Structrock is released under the terms of the BSD license, and thus free for commercial and research use. Feel free to analyze your own outcrop point cloud data, to add Structrock into your own project. You are welcomed to make contributions to this project. Email ericrussell@zju.edu.cn, or open an issue here on GitHub for support.

Dependencies

Point Cloud Library (PCL)

PCL is a standalone, large scale, open project for 2D/3D image and point cloud processing. And its Github repository.

Version required: 1.6, still having compatibility problems with versions > 1.6.

Qt

Qt is a cross-platform C++ application development framework.

Version required: >= 4.8.

Functions

Structrock provide a platform on which workflows of processing outcrop point clouds can be designed. A special algorithm to identify and segment fracture faces is implemented. Algorithm of restoring a suppositional plane cutting through digital outcrop models (DOMs) is implemented. Fracture data are acquired from DOMs and displayed.

Structrock can run in both GUI and command-line modes. In GUI mode, users interact with Structrock to perform certain processing action and provide processing parameters through input dialogs. In command-line mode, Structrock receive the path to a text file that contains processing action and parameters, separated with “;”. It will do these processing actions one by one until the end or errors occur.

Build from source

First, all dependencies, PCL(1.6), Qt, boost, Eigen, FLANN, VTK, QHull and OpenNI should be installed properly.

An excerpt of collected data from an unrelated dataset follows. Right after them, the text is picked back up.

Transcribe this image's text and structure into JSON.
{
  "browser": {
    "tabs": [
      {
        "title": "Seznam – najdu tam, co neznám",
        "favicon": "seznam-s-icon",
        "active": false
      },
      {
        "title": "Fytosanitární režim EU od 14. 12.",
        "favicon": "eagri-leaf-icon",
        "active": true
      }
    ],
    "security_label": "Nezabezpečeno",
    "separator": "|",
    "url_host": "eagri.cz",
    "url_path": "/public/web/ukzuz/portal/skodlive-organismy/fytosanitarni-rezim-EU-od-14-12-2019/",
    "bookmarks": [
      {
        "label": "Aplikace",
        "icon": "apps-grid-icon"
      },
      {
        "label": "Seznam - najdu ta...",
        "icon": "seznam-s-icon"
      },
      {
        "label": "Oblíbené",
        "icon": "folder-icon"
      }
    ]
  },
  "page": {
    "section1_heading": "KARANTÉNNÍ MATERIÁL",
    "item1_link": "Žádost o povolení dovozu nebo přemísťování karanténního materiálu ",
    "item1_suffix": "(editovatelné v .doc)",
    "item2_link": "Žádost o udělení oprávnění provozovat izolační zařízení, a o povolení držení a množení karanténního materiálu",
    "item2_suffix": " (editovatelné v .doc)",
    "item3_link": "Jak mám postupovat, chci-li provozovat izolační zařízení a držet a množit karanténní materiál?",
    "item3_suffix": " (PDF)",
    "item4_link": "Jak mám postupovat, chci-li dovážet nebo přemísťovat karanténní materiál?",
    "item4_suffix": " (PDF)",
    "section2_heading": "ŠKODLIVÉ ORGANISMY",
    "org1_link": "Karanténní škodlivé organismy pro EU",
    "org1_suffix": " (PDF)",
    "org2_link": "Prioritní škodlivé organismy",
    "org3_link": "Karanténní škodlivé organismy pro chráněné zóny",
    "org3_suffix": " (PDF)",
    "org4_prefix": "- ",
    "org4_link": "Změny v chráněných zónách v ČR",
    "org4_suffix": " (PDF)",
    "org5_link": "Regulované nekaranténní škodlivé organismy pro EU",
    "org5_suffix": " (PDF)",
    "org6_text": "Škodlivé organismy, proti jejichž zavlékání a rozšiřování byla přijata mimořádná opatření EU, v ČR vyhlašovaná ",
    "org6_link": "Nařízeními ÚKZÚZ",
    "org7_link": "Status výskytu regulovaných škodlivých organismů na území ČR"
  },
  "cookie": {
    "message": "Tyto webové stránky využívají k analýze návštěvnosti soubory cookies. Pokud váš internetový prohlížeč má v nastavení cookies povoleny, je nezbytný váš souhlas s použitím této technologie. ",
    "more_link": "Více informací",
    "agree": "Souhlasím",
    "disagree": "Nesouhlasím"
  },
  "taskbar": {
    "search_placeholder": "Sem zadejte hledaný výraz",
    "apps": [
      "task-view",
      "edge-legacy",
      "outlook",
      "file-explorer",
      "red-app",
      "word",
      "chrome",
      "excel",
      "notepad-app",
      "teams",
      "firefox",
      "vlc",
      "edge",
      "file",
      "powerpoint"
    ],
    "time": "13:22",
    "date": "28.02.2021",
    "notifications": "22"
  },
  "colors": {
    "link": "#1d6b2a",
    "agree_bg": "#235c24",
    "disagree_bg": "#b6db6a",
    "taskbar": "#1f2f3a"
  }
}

Download and install CMake.

Make a new folder named “build” beside the folder containing source files (call it, say, “src”).

On Windows

Make sure Visual Studio 2010 is properly installed. Open CMake, set “Where is the source code” to the path to “src” and set “Where to build the binary” to the path to “build”. Click “Configure”, and select Visual Studio 10 2010, if no errors occur, click “Generate”. Open generated “structrock.sln” file, set “structrock” as the “StartUp Project”, add “/ENTRY:mainCRTStartup” to “structrock”’s “Linker->Command Line” properties, start compilation.

On Linux

Open terminal window, go to “build” folder, run “cmake ../src”, then run “make”.